A new study from International Data Corporation (IDC) shows that the continued adoption of cloud computing could prevent the emission of more than 1 billion metric tonnes (equivalent of about 1.1 US tons) of carbon dioxide (CO2) between 2021 and 2024.
The forecast uses IDC data on server distribution, cloud and on-premises software use along with third-party information on data centre power usage, carbon dioxide emissions per kilowatt-hour, and emission comparisons of cloud and non-cloud datacenters.
A key factor in reducing the CO2 emissions associated with cloud computing comes from the greater efficiency of aggregated compute resources.
Reduced emissions come from aggregating computation from discrete enterprise data centres to larger-scale ones that can manage power capacity more efficiently, optimise cooling, leverage the most power-efficient servers, and increase server usage rates.
At the same time, the magnitude of savings is based on how much CO2 a kilowatt (KW) of power generates. This varies widely from region to region and country to country, hence the greatest potential to reduce CO2 by migrating to cloud data centres is regions that generate the most CO2 per KW.
The Asia/Pacific region uses coal for much of its power generation and so is expected to account for more than half the CO2 emissions savings over the next four years.
Meanwhile EMEA will deliver about 10% of the savings, largely because it uses power sources that generage less CO2 emissions per KW hour.
Waste less, shift workloads
Another major factor in cutting CO2 is reducing wasted energy.
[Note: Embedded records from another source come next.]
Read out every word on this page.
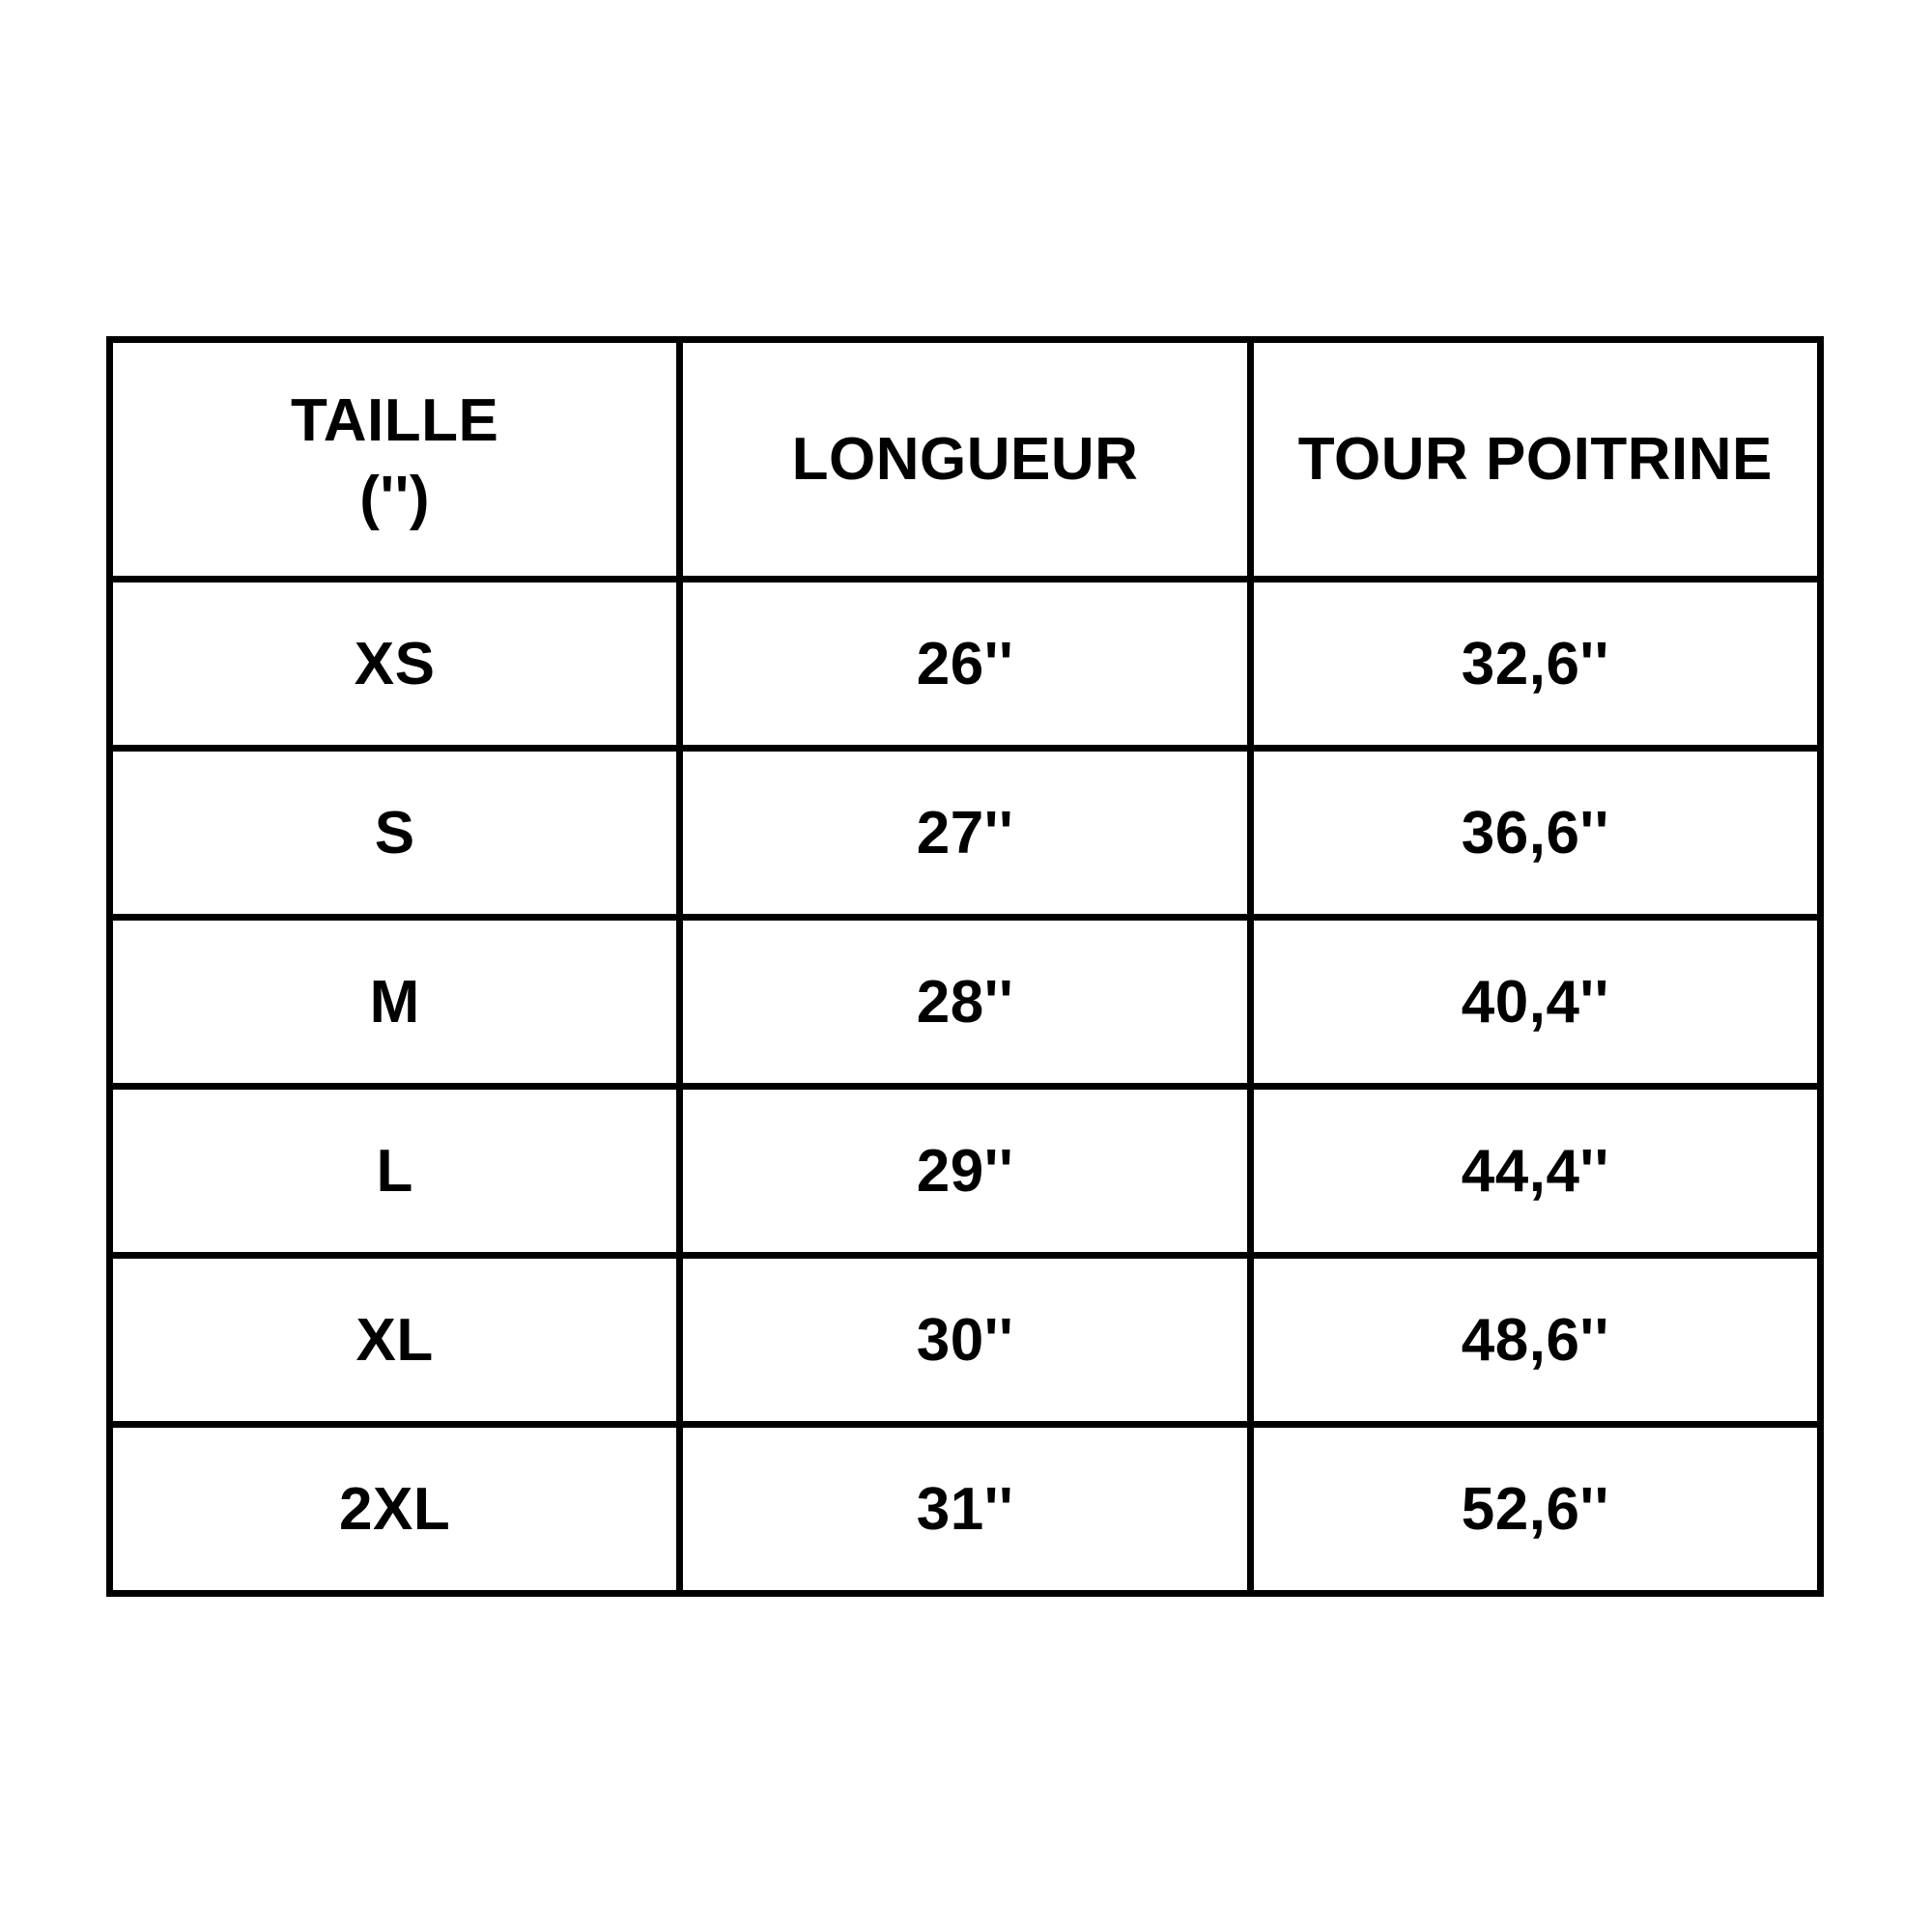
TAILLE
('')	LONGUEUR	TOUR POITRINE
XS	26''	32,6''
S	27''	36,6''
M	28''	40,4''
L	29''	44,4''
XL	30''	48,6''
2XL	31''	52,6''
Cloud data centres are optimising the physical environment and reducing the amount of energy needed to cool data centres. The goal of an efficient data centre is to spend more energy running IT kit than cooling its environment.
Another way cloud computing centres can lower CO2 emissions is by shifting workloads to any location around the globe. This capability was developed to deliver IT service wherever it is needed, but also enables workloads to move to locations that use more renewable energy like wind and solar power.
How much greener in four years?
IDC’s forecast includes upper and lower bounds for the estimated reduction in emissions: if the percentage of green cloud data centres stays remains the same, just the migration to cloud itself could save 629 million metric tonnes over four years.
If all data centres in use in 2024 were designed for sustainability, that goes up to 1.6 billion metric tonnes. IDC’s projection of more than 1 billion metric tonnes is based on the assumption that 60% of data centres will adopt the technology and processes underlying more sustainable ones by 2024.
“The idea of ‘green IT’ has been around now for years, but the direct impact of hyperscale computing can have on CO2 emissions is getting increased notice from customers, regulators, and investors and it’s starting to factor into buying decisions,” said Cushing Anderson, Program VP at IDC.
“For some, going ‘carbon neutral’ will be achieved using carbon offsets, but designing datacenters from the ground up to be carbon neutral will be the real measure of contribution. And for advanced cloud providers, matching workloads with renewable energy availability will further accelerate their sustainability goals.”